元大工の熊さんは、外国人の観光客を、高野山で有名なカラオケ露天温泉・ゆらゆら音頭に案内した帰りだった。 「ちょっと気味が悪いけど、近道するか…」 熊さんは、玉川通りから、奥の院の石畳の参道に入った。 「おお、やっぱり不気味だなあ…」 この時間になっても、観光客が歩いてて、観光バスが走っている大通りと違って、大きな杉の木で挟まれ、両サイドに墓や供養塔が密集している石畳の参道は、冷んやりとした空気が漂う、荘厳な雰囲気の異空間であった。 「おっと、こっちは、弘法大師の寝場所だ。」 弘法大師の眠る御廟(ごびょう)に続く道が、右に伸びていた。薄暗い灯篭だけが、参道を照らしていた。時折、白装束のお遍路さんが、お経を唱えながら歩いていた。 熊さんは、左の参道に歩みを進めた。歩き出すと、なぜか気味悪さは消えていた。 「不思議だなあ、ちっとも怖くねえや。」 参道を照らしているのは、石の灯篭だけだった。時々、ムササビが目を光らせ飛んでいた。 奥の院は、一の橋から弘法大師の眠る御廟(ごびょう)までの、約二キロの長さの墓域のことで、おおよそ二十万基を超える諸大名・有名人・会社社長の墓石や供養塔の数々が立ち並んでいた。 熊さんは、爽やかな無気味さに首をひねった。 「ここは、偉大なる人々の魂が漂っているんだなあ…」 前方から、歌声が聞こえた。女性の声だった。

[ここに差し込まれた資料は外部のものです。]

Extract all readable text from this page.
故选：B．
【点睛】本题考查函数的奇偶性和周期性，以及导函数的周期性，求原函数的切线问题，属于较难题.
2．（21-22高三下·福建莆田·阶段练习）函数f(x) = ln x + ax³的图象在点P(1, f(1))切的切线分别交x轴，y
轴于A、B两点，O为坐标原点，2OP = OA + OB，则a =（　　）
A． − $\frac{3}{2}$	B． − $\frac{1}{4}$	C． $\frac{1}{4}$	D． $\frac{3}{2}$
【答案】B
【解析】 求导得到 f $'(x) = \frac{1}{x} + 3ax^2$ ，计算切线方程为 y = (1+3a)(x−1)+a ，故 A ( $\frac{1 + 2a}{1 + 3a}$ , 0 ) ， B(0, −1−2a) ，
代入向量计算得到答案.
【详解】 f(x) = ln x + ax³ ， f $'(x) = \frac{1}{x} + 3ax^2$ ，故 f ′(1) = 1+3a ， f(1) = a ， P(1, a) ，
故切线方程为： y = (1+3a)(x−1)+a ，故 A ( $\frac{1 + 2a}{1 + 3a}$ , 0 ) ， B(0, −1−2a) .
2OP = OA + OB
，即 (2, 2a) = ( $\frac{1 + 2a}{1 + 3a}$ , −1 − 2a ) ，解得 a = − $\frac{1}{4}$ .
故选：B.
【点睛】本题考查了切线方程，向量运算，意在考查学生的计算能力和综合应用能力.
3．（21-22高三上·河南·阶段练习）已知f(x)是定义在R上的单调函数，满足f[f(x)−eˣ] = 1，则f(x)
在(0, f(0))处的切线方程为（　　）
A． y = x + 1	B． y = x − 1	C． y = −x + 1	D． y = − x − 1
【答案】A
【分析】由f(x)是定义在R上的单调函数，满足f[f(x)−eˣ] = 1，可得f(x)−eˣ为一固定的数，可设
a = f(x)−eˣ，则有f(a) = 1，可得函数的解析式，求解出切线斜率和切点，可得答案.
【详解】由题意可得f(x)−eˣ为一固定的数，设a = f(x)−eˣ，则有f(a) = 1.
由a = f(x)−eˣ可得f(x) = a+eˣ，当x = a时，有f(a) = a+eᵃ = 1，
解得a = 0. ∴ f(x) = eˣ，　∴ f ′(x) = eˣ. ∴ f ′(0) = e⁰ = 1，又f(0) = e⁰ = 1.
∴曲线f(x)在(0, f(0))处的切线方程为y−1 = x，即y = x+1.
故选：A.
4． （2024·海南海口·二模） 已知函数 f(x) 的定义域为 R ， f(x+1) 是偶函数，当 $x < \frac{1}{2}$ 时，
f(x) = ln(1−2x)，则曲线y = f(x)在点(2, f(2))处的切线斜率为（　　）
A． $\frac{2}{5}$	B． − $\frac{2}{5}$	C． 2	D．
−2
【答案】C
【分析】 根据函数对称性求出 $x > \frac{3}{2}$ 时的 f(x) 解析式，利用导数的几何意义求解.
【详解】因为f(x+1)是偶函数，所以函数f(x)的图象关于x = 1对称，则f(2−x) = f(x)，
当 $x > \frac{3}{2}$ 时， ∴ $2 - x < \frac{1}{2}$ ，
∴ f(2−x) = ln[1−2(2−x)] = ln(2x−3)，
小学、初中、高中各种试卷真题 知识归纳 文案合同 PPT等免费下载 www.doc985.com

名も知らぬ〜 遠き島より流れ寄る〜 椰子の実一つ〜 ♪
熊さんは、女性の歌声に、無常観を感じた。その歌声は、遠い思い出を彷徨い歩いている感じに聞こえていた。 その女性は、挨拶もしないで通り過ぎて行った。ひょっとしたら幽霊?熊さんは振り向いた。女性はいなかった。 「あれ、いない?」 前方から、英語の笑い声が聞こえた。三人の外国人だった。 「あの女、きっと大通りに出たんだな…」 ひょっとすると、幽霊だったかも知れないと思ったが、そんなことはどうでもよかった。そう思わせる雰囲気が、ここにはあった。 「そんなことは、どうでもいい。」 針葉樹の香りと、荘厳な雰囲気が、熊さんの魂を異次元の高みへと導いていた。熊さんは、ナイトツアーの参詣者とは逆方向に、一の橋に向かって歩いていた。 参道は杉と高野槙の見事な並木道で、推定樹齢八百年の平安期から残っている樹もあれば、新しいものもあった。 一の橋近くの、大通りの街路灯で明るくなった墓域には、坂本九の墓があった。 熊さんは、立ち止まった。手を合わせて、お参りした。 「あ〜〜、コンビニにビールを買いに行っただけなのに、なんでこんなことになっちゃったんだよ?」 熊さんは、得意の替え歌を歌いだした。